President Trump’s decision to make the airstrike on Syria was very interesting in that it came with what looked like a lot of disagreements within his own Administration. There have been some changes already made in his team, and it looks as though more shuffling might continue in the days and weeks ahead. This sort of turmoil is normal in presidential administrations, but not that common in just the first 75 days. The stock market has replied with a shrug, though, and it is a plus for the bullish camp that an action-packed political week and some so-so employment news left the stock market flat for the first week of April and the start of the second quarter.
What was interesting about the employment numbers was the dark secret lurking underneath the so-so totals. The ADP number was good, but not great, and the government report was lukewarm, but we are seeing big job losses in the retail sector. One report said that more than 60,000 retail jobs disappeared in the past two months, and the reason for these disappearing jobs is Jeff Bezos and the monster that he created known as Amazon (AMZN). With its free shipping through Amazon Prime, Amazon is slowly and steadily devouring retail stores across the nation (and eventually the world?). The whole retail sector is reeling because of the success of the little start-up that less than 20 years ago was just selling books online at a loss.
Wall Street initially scoffed at Amazon, and in its early stages, Amazon was laughed off as a dot.com startup that had no profits and would quickly be out of business. Jeff Bezos stuck to his guns, though, and with its current market cap of $427 billion, Amazon is worth nearly twice as much as retail giant Wal-Mart (WMT). Amazon is working on drones, fresh food deliveries, and it even has bought its own airport, where it could go head-to-head against the likes of FedEx (FDX). Bezos even wants to promote space travel to Mars and the moon, so it is clear that we can never fault Jeff for not thinking BIG. Whether putting retailers out of business is a good thing remains to be seen, but it sure is nice to want a new shirt or a pair of flip flops and not have to drive to a mall to buy them.
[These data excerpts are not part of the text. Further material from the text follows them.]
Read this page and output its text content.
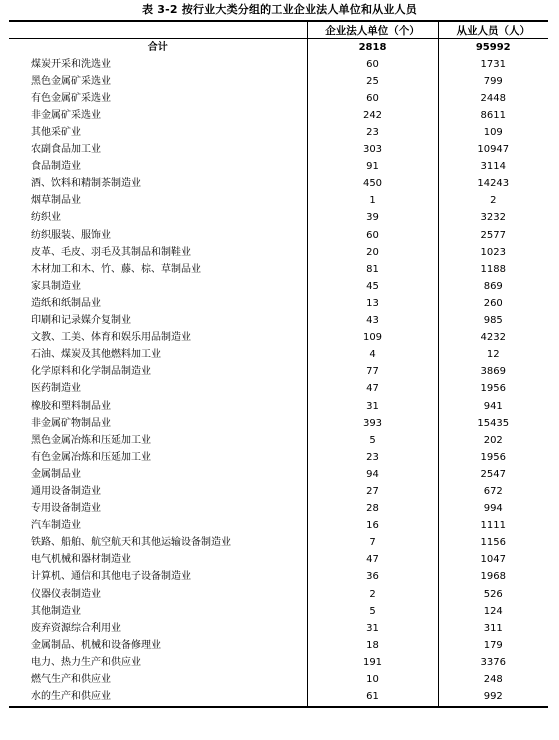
表 3-2 按行业大类分组的工业企业法人单位和从业人员
	企业法人单位（个）	从业人员（人）
合计	2818	95992
煤炭开采和洗选业	60	1731
黑色金属矿采选业	25	799
有色金属矿采选业	60	2448
非金属矿采选业	242	8611
其他采矿业	23	109
农副食品加工业	303	10947
食品制造业	91	3114
酒、饮料和精制茶制造业	450	14243
烟草制品业	1	2
纺织业	39	3232
纺织服装、服饰业	60	2577
皮革、毛皮、羽毛及其制品和制鞋业	20	1023
木材加工和木、竹、藤、棕、草制品业	81	1188
家具制造业	45	869
造纸和纸制品业	13	260
印刷和记录媒介复制业	43	985
文教、工美、体育和娱乐用品制造业	109	4232
石油、煤炭及其他燃料加工业	4	12
化学原料和化学制品制造业	77	3869
医药制造业	47	1956
橡胶和塑料制品业	31	941
非金属矿物制品业	393	15435
黑色金属冶炼和压延加工业	5	202
有色金属冶炼和压延加工业	23	1956
金属制品业	94	2547
通用设备制造业	27	672
专用设备制造业	28	994
汽车制造业	16	1111
铁路、船舶、航空航天和其他运输设备制造业	7	1156
电气机械和器材制造业	47	1047
计算机、通信和其他电子设备制造业	36	1968
仪器仪表制造业	2	526
其他制造业	5	124
废弃资源综合利用业	31	311
金属制品、机械和设备修理业	18	179
电力、热力生产和供应业	191	3376
燃气生产和供应业	10	248
水的生产和供应业	61	992
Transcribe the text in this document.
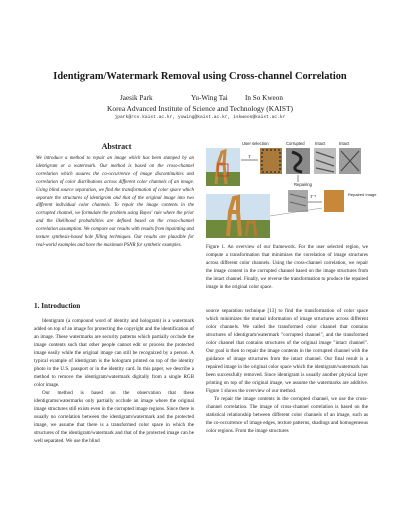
Identigram/Watermark Removal using Cross-channel Correlation
Jaesik Park	Yu-Wing Tai In So Kweon
Korea Advanced Institute of Science and Technology (KAIST)
jpark@rcv.kaist.ac.kr, yuwing@kaist.ac.kr, iskweon@kaist.ac.kr
Abstract

We introduce a method to repair an image which has been stamped by an identigram or a watermark. Our method is based on the cross-channel correlation which assures the co-occurrence of image discontinuities and correlation of color distributions across different color channels of an image. Using blind source separation, we find the transformation of color space which separate the structures of identigram and that of the original image into two different individual color channels. To repair the image contents in the corrupted channel, we formulate the problem using Bayes' rule where the prior and the likelihood probabilities are defined based on the cross-channel correlation assumption. We compare our results with results from inpainting and texture synthesis-based hole filling techniques. Our results are plausible for real-world examples and have the maximum PSNR for synthetic examples.

1. Introduction

Identigram (a compound word of identity and hologram) is a watermark added on top of an image for protecting the copyright and the identification of an image. These watermarks are security patterns which partially occlude the image contents such that other people cannot edit or process the protected image easily while the original image can still be recognized by a person. A typical example of identigram is the hologram printed on top of the identity photo in the U.S. passport or in the identity card. In this paper, we describe a method to remove the identigram/watermark digitally from a single RGB color image.

Our method is based on the observation that these identigrams/watermarks only partially occlude an image where the original image structures still exists even in the corrupted image regions. Since there is usually no correlation between the identigram/watermark and the protected image, we assume that there is a transformed color space in which the structures of the identigram/watermark and that of the protected image can be well separated. We use the blind

User selection
T
Corrupted Intact	Intact
Repairing
T⁻¹	Repaired Image

Figure 1. An overview of our framework. For the user selected region, we compute a transformation that minimizes the correlation of image structures across different color channels. Using the cross-channel correlation, we repair the image content in the corrupted channel based on the image structures from the intact channel. Finally, we reverse the transformation to produce the repaired image in the original color space.

source separation technique [13] to find the transformation of color space which minimizes the mutual information of image structures across different color channels. We called the transformed color channel that contains structures of identigram/watermark "corrupted channel", and the transformed color channel that contains structures of the original image "intact channel". Our goal is then to repair the image contents in the corrupted channel with the guidance of image structures from the intact channel. Our final result is a repaired image in the original color space which the identigram/watermark has been successfully removed. Since identigram is usually another physical layer printing on top of the original image, we assume the watermarks are additive. Figure 1 shows the overview of our method.

To repair the image contents in the corrupted channel, we use the cross-channel correlation. The image of cross-channel correlation is based on the statistical relationship between different color channels of an image, such as the co-occurrence of image edges, texture patterns, shadings and homogeneous color regions. From the image structures
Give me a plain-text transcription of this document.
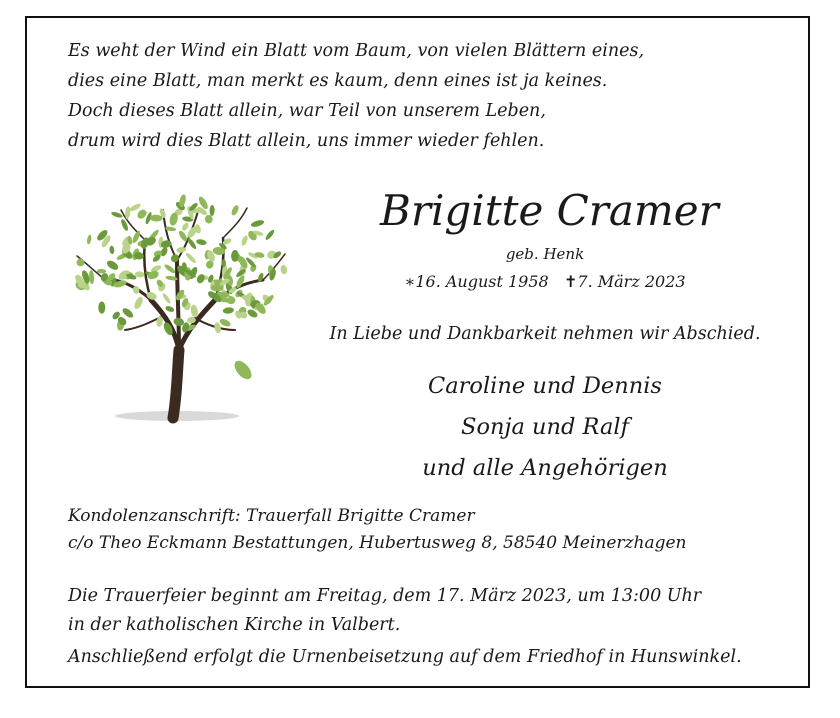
Es weht der Wind ein Blatt vom Baum, von vielen Blättern eines,
dies eine Blatt, man merkt es kaum, denn eines ist ja keines.
Doch dieses Blatt allein, war Teil von unserem Leben,
drum wird dies Blatt allein, uns immer wieder fehlen.
Brigitte Cramer
geb. Henk
∗16. August 1958 ✝7. März 2023
In Liebe und Dankbarkeit nehmen wir Abschied.
Caroline und Dennis
Sonja und Ralf
und alle Angehörigen
Kondolenzanschrift: Trauerfall Brigitte Cramer
c/o Theo Eckmann Bestattungen, Hubertusweg 8, 58540 Meinerzhagen
Die Trauerfeier beginnt am Freitag, dem 17. März 2023, um 13:00 Uhr
in der katholischen Kirche in Valbert.
Anschließend erfolgt die Urnenbeisetzung auf dem Friedhof in Hunswinkel.
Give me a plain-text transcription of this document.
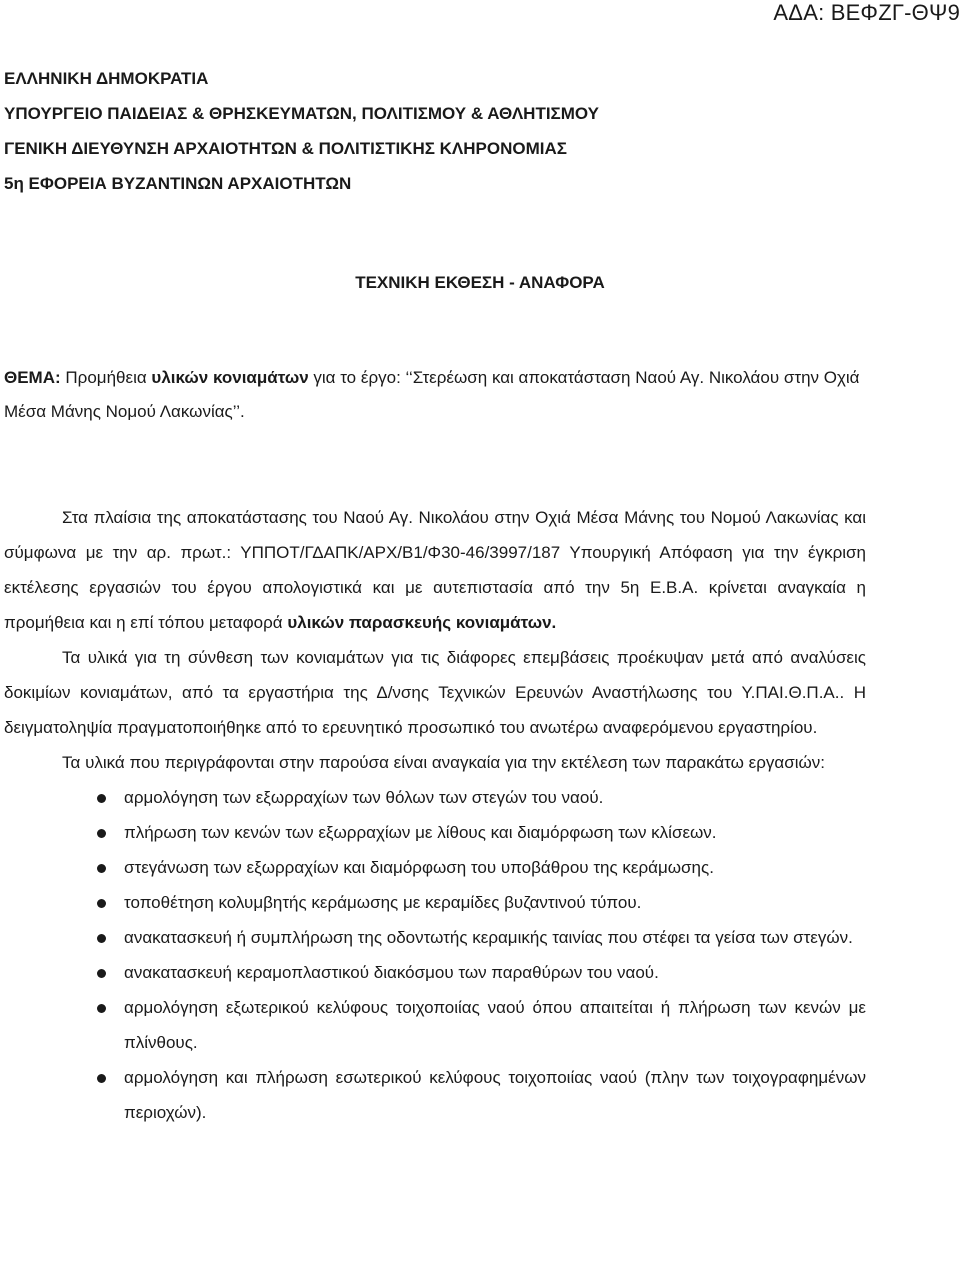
ΑΔΑ: ΒΕΦΖΓ-ΘΨ9
ΕΛΛΗΝΙΚΗ ΔΗΜΟΚΡΑΤΙΑ
ΥΠΟΥΡΓΕΙΟ ΠΑΙΔΕΙΑΣ & ΘΡΗΣΚΕΥΜΑΤΩΝ, ΠΟΛΙΤΙΣΜΟΥ & ΑΘΛΗΤΙΣΜΟΥ
ΓΕΝΙΚΗ ΔΙΕΥΘΥΝΣΗ ΑΡΧΑΙΟΤΗΤΩΝ & ΠΟΛΙΤΙΣΤΙΚΗΣ ΚΛΗΡΟΝΟΜΙΑΣ
5η ΕΦΟΡΕΙΑ ΒΥΖΑΝΤΙΝΩΝ ΑΡΧΑΙΟΤΗΤΩΝ
ΤΕΧΝΙΚΗ ΕΚΘΕΣΗ - ΑΝΑΦΟΡΑ
ΘΕΜΑ: Προμήθεια υλικών κονιαμάτων για το έργο: ‘‘Στερέωση και αποκατάσταση Ναού Αγ. Νικολάου στην Οχιά Μέσα Μάνης Νομού Λακωνίας’’.

Στα πλαίσια της αποκατάστασης του Ναού Αγ. Νικολάου στην Οχιά Μέσα Μάνης του Νομού Λακωνίας και σύμφωνα με την αρ. πρωτ.: ΥΠΠΟΤ/ΓΔΑΠΚ/ΑΡΧ/Β1/Φ30-46/3997/187 Υπουργική Απόφαση για την έγκριση εκτέλεσης εργασιών του έργου απολογιστικά και με αυτεπιστασία από την 5η Ε.Β.Α. κρίνεται αναγκαία η προμήθεια και η επί τόπου μεταφορά υλικών παρασκευής κονιαμάτων.

Τα υλικά για τη σύνθεση των κονιαμάτων για τις διάφορες επεμβάσεις προέκυψαν μετά από αναλύσεις δοκιμίων κονιαμάτων, από τα εργαστήρια της Δ/νσης Τεχνικών Ερευνών Αναστήλωσης του Υ.ΠΑΙ.Θ.Π.Α.. Η δειγματοληψία πραγματοποιήθηκε από το ερευνητικό προσωπικό του ανωτέρω αναφερόμενου εργαστηρίου.

Τα υλικά που περιγράφονται στην παρούσα είναι αναγκαία για την εκτέλεση των παρακάτω εργασιών:

αρμολόγηση των εξωρραχίων των θόλων των στεγών του ναού.
πλήρωση των κενών των εξωρραχίων με λίθους και διαμόρφωση των κλίσεων.
στεγάνωση των εξωρραχίων και διαμόρφωση του υποβάθρου της κεράμωσης.
τοποθέτηση κολυμβητής κεράμωσης με κεραμίδες βυζαντινού τύπου.
ανακατασκευή ή συμπλήρωση της οδοντωτής κεραμικής ταινίας που στέφει τα γείσα των στεγών.
ανακατασκευή κεραμοπλαστικού διακόσμου των παραθύρων του ναού.
αρμολόγηση εξωτερικού κελύφους τοιχοποιίας ναού όπου απαιτείται ή πλήρωση των κενών με πλίνθους.
αρμολόγηση και πλήρωση εσωτερικού κελύφους τοιχοποιίας ναού (πλην των τοιχογραφημένων περιοχών).
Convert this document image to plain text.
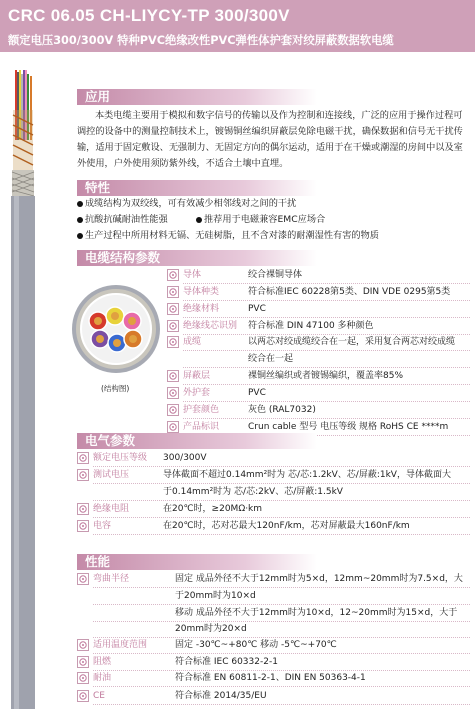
CRC 06.05 CH-LIYCY-TP 300/300V
额定电压300/300V 特种PVC绝缘改性PVC弹性体护套对绞屏蔽数据软电缆
应用
本类电缆主要用于模拟和数字信号的传输以及作为控制和连接线，广泛的应用于操作过程可调控的设备中的测量控制技术上，镀锡铜丝编织屏蔽层免除电磁干扰，确保数据和信号无干扰传输，适用于固定敷设、无强制力、无固定方向的偶尔运动，适用于在干燥或潮湿的房间中以及室外使用，户外使用须防紫外线，不适合土壤中直埋。
特性
成缆结构为双绞线，可有效减少相邻线对之间的干扰
抗酸抗碱耐油性能强	推荐用于电磁兼容EMC应场合
生产过程中所用材料无镉、无硅树脂，且不含对漆的耐潮湿性有害的物质
电缆结构参数
(结构图)
导体	绞合裸铜导体
导体种类	符合标准IEC 60228第5类、DIN VDE 0295第5类
绝缘材料	PVC
绝缘线芯识别 符合标准 DIN 47100 多种颜色
成缆	以两芯对绞成缆绞合在一起，采用复合两芯对绞成缆
绞合在一起
屏蔽层	裸铜丝编织或者镀锡编织，覆盖率85%
外护套	PVC
护套颜色	灰色 (RAL7032)
产品标识	Crun cable 型号 电压等级 规格 RoHS CE ****m
电气参数
额定电压等级 300/300V
测试电压	导体截面不超过0.14mm²时为 芯/芯:1.2kV、芯/屏蔽:1kV，导体截面大
于0.14mm²时为 芯/芯:2kV、芯/屏蔽:1.5kV
绝缘电阻	在20℃时，≥20MΩ·km
电容	在20℃时，芯对芯最大120nF/km，芯对屏蔽最大160nF/km
性能
弯曲半径	固定 成品外径不大于12mm时为5×d，12mm~20mm时为7.5×d，大
于20mm时为10×d
移动 成品外径不大于12mm时为10×d，12~20mm时为15×d，大于
20mm时为20×d
适用温度范围	固定 -30℃~+80℃ 移动 -5℃~+70℃
阻燃	符合标准 IEC 60332-2-1
耐油	符合标准 EN 60811-2-1、DIN EN 50363-4-1
CE	符合标准 2014/35/EU
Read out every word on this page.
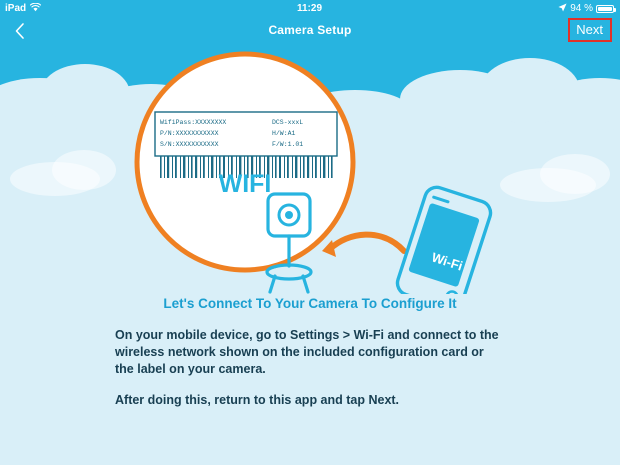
iPad	11:29	94 %
Camera Setup	Next
WifiPass:XXXXXXXX	DCS-xxxL
P/N:XXXXXXXXXXX	H/W:A1
S/N:XXXXXXXXXXX	F/W:1.01
WIFI
Wi-Fi
Let's Connect To Your Camera To Configure It

On your mobile device, go to Settings > Wi-Fi and connect to the wireless network shown on the included configuration card or the label on your camera.

After doing this, return to this app and tap Next.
As for the stock market, we are still in the holding pattern near all-time highs that we have been in for the past couple months, and we are still just waiting for a green light to head higher. The Federal Reserve is out of the picture for the time being, so that is one less thing to hold the stock market back. The next big possible catalyst for the stock market is earnings season, which is just about to kickoff with first-quarter numbers. That post-election run-up we saw created a lot of expectations, and while stocks are holding on to those gains, we need to see some strong earnings if we are going to see this tired bull market head toward new highs.
That said, the Gorilla wishes each and all a relaxing spring weekend. We have some great golf from Augusta this weekend, and it will be fun to see who slips on that green jacket on Sunday. Again, earnings season will be the key for investors as to which direction this market heads, so bulls will be keeping their fingers crossed. We will be back in action on Monday!